O.J. Simpson gab es viermal. Mindestens. Er war der strahlende Football-Star, später der legendäre Pechvogel-Detective Nordberg in den Nackte-Kanone-Filmen. Dann der berühmteste Polizeiflüchtling der Welt, als er 1994 des Doppelmordes verdächtigt vor einem Millionen-TV-Publikum den Cops davonjagte, vor Gericht aber freigesprochen wurde. Und schließlich wurde er dann doch für viele Jahre ein trauriger Häftling.
Am Mittwoch ist Orenthal James Simpson im Alter von 76 Jahren gestorben, er erlag im Kreise seiner Kinder und Enkel einem Krebsleiden. Dies teilte seine Familie mit. Nach einem, wohl eher mindestens vier Leben, die sich nicht einmal Hollywood hätte ausdenken können.
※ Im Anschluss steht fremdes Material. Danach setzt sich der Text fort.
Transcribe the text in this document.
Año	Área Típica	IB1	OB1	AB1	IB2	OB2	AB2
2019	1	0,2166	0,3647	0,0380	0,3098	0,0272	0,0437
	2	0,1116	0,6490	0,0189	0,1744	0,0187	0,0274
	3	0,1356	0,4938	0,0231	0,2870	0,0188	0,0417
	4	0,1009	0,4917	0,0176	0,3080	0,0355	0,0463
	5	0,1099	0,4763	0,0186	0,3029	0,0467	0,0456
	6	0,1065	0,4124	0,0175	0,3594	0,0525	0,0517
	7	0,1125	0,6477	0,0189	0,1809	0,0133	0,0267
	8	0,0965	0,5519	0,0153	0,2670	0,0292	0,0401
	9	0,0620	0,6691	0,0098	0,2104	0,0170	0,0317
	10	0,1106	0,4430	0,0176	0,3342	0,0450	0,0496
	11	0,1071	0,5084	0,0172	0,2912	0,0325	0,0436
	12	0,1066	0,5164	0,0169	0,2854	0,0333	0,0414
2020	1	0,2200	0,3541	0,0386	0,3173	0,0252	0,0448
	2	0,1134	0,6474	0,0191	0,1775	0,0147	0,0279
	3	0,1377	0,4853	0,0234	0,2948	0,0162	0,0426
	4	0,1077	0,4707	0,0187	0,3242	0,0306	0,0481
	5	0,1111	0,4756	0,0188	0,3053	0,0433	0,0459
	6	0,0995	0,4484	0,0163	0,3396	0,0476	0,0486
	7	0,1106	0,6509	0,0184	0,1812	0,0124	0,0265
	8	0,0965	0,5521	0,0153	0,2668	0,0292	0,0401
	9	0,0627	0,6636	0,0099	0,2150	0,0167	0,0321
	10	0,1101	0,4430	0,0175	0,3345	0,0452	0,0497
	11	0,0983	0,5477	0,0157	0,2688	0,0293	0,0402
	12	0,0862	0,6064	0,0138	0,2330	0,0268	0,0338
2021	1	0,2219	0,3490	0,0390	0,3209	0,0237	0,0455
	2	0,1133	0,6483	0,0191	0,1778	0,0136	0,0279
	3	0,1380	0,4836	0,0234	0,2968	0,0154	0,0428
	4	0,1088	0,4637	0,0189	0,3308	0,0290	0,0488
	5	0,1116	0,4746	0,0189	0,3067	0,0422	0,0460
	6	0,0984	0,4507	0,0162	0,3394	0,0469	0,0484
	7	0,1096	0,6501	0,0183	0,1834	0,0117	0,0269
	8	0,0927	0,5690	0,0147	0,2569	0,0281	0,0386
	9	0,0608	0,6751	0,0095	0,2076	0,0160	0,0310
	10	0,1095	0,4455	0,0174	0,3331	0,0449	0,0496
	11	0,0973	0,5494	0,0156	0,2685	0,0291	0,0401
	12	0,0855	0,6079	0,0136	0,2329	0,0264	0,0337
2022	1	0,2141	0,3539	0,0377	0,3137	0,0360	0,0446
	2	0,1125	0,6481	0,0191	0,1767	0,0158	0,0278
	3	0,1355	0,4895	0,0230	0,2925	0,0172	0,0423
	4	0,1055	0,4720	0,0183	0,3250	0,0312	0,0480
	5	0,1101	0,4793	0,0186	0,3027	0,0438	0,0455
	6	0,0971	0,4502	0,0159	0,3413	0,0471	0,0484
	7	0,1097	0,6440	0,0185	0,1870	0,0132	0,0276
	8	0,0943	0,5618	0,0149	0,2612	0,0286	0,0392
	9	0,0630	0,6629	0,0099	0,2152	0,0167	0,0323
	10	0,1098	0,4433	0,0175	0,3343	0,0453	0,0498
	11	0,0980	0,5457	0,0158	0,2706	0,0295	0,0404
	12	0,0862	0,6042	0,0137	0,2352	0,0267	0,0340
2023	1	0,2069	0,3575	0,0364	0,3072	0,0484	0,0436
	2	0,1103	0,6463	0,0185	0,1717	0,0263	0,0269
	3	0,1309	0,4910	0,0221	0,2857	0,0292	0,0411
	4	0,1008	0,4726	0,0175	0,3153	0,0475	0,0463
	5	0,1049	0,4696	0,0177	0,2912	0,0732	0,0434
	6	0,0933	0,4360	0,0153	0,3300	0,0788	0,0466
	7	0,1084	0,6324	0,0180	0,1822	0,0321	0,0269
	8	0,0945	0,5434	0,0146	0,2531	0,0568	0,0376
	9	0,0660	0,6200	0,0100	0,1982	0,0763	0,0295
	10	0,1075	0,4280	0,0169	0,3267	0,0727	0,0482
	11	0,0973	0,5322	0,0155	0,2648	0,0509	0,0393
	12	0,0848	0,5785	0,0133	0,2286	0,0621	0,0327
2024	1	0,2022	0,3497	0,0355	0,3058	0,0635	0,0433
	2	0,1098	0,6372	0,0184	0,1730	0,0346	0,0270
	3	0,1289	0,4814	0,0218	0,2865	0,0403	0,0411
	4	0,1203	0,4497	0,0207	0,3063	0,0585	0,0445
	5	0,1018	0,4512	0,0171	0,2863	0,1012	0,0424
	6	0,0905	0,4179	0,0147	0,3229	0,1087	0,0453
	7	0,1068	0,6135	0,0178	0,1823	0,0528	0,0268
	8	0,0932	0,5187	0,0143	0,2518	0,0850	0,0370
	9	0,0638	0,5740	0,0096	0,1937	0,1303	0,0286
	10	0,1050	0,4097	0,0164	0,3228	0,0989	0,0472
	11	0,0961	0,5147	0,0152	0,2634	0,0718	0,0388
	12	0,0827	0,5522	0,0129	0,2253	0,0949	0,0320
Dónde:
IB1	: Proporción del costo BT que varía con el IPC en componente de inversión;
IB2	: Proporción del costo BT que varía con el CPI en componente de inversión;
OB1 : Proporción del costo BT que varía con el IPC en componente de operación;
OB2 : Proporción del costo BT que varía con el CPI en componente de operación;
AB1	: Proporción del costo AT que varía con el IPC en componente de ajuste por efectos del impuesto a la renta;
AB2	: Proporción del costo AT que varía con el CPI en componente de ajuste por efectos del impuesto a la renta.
Simpson war alles, American Hero und Erzschurke, Vorbild und warnendes Beispiel. Und vielleicht steht niemand so sehr für die grenzenlosen Möglichkeiten, aber auch die grenzenlosen Abgründe, welche das amerikanische Leben bieten kann.
Simpson, das hatte er sich beibehalten, kämpfte seinen Kampf gegen den Krebs mit Humor. Schon deutlich gezeichnet konterte er im Februar die Gerüchte, er habe sich zum Sterben zurückgezogen mit einem Twitter-Video. "Hospiz? Ich? Ich gehe doch in kein Hospiz", rief er hinter dem Steuer seines Autos und amüsierte sich köstlich. Stattdessen drückte er kurz darauf seinem Ex-Klub San Francisco 49ers, wenngleich vergeblich, die Daumen im Super Bowl.
Den hatte er als Profi nie gewonnen, dennoch war er eine Naturgewalt auf dem Feld, ein in besten Zeiten kaum zu stoppender Runningback bei den Buffalo Bills und den 49ers. Am 16. Dezember 1979 absolvierte er sein letztes NFL-Spiel - nach 13.378 Yards Raumgewinn und 61 Touchdowns in Hauptrundenspielen und einem 21:31 bei den Atlanta Falcons war Schluss.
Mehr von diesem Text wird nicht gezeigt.